"That's so," assented the dress-maker. "Have you got the back breadths run together, Miss Bunner? Here's the sleeves. I'll pin 'em together." She drew a cluster of pins from her mouth, in which she seemed to secrete them as squirrels stow away nuts. "There," she said, rolling up her work, "you go right away to bed, Miss Evelina, and we'll set up a little later to-morrow night. I guess you're a mite nervous, ain't you? I know when my turn comes I'll be scared to death."
With this arch forecast she withdrew, and Ann Eliza, returning to the back room, found Evelina still listlessly seated by the table. True to her new policy of silence, the elder sister set about folding up the bridal dress; but suddenly Evelina said in a harsh unnatural voice: "There ain't any use in going on with that."
The folds slipped from Ann Eliza's hands.
"Evelina Bunner--what you mean?"
"Jest what I say. It's put off."
"Our getting married. He can't take me to St. Louis.
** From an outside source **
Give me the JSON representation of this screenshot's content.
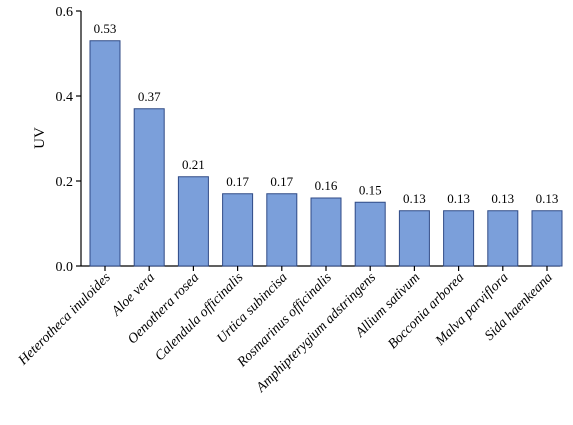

He ain't got money enough." She brought the words out in the monotonous tone of a child reciting a lesson.
Ann Eliza picked up another breadth of cashmere and began to smooth it out. "I don't understand," she said at length.
"Well, it's plain enough. The journey's fearfully expensive, and we've got to have something left to start with when we get out there. We've counted up, and he ain't got the money to do it-- that's all."